Wednesday saw the last herd of Montana State University Northern Agricultural Research Center's cattle branded and vaccinated.

Andy Matakis, the livestock operation manager at Northern Ag Research Center, was working the hydraulic squeeze chute to trap cattle in order to give them their pregnancy vaccinations.

The machine would also identify individual cows by reading an ID chip, attached to their ear, as they passed by a sensor. The information the machine gets from the chips is used to match data collected by the machinery, and other sensors, with the individual cows. On this day, weight data was recorded to show how much weight the cow had gained since it was last weighed.

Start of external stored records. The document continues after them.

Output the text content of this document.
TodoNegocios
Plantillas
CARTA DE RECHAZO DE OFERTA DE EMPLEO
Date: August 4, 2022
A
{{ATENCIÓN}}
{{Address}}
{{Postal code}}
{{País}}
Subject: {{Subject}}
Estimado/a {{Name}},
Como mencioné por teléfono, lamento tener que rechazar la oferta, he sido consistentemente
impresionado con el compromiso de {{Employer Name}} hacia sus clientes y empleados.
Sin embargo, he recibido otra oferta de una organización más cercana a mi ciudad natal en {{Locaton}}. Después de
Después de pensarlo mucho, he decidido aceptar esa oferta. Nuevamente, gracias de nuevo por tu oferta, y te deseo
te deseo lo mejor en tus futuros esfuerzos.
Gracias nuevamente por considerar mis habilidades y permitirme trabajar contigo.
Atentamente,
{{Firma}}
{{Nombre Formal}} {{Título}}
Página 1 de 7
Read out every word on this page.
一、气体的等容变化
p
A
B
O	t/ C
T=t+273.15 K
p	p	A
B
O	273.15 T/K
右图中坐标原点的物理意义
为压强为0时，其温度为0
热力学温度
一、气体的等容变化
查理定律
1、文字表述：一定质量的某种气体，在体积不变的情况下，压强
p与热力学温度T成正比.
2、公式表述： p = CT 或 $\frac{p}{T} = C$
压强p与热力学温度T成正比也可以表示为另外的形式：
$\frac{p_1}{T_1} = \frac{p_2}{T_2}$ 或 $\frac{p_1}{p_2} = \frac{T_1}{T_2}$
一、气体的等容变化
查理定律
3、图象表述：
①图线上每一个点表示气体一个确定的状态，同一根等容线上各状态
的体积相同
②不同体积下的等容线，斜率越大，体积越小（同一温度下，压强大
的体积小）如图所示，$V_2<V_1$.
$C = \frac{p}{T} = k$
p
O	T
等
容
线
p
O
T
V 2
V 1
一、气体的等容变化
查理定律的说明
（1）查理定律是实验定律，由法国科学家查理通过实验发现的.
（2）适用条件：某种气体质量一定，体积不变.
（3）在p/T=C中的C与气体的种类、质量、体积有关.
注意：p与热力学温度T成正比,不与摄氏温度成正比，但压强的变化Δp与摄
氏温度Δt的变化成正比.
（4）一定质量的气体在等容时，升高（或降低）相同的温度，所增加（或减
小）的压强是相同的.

Just over 300 head of cattle that have been processed through the research center in the last few months. These cattle were split into three groups to make it easier on the crews.

Each calf was branded and vaccinated and each adult cow was given a dose of bug repellant and vaccinations.

"We're fortunate enough to have a big crew," Matakis said.

The herd Wednesday was divided into calves and adults, and two teams processed the two groups at the same time.

Matakis said the calves were the more difficult group because they had never been through a chute before and had to be forced into the tip-table squeeze chute they had set up for them.

After the calves made it into the squeeze chute, they were administered a nasal three-way vaccine while they were branded with the "ES" brand that belongs to the research center.

The research center cooperates works with professors at MSU in Bozeman and from other universities who want research data on cattle. Matakis said oftentimes they will mirror projects being done in Bozeman to see what differences topography and climate will make with the cattle.

The cattle will be used for research projects and some will eventually be designated as feed cattle. Matakis said the cattle are used for either reproducing, research, pregnancies or food production.

The cows were all Angus-Charolais or Angus-Hereford crosses.

"We went with the Charolais cross because they gain weight better," Matakis said. Much of the cows used for feed cattle were of the Charolais cross.

The research center operates on about 7,000 acres, split between Fort Assinniboine and the Bear Paw Mountains, and is owned by Montana State University, the state's land grant college. During the school year, four to six college students work at the ranch and farm, many of them conducting research projects as well as pitching in on the work.

From May to January, the cattle roam the research center pastures in the Bear Paws. In January they are herded back to the main facility at Fort Assinniboine where the pregnant cows are given extra feed in their last trimester before calving in late winter and early spring.

After branding, the herd is taken, once again, to the Bear Paws.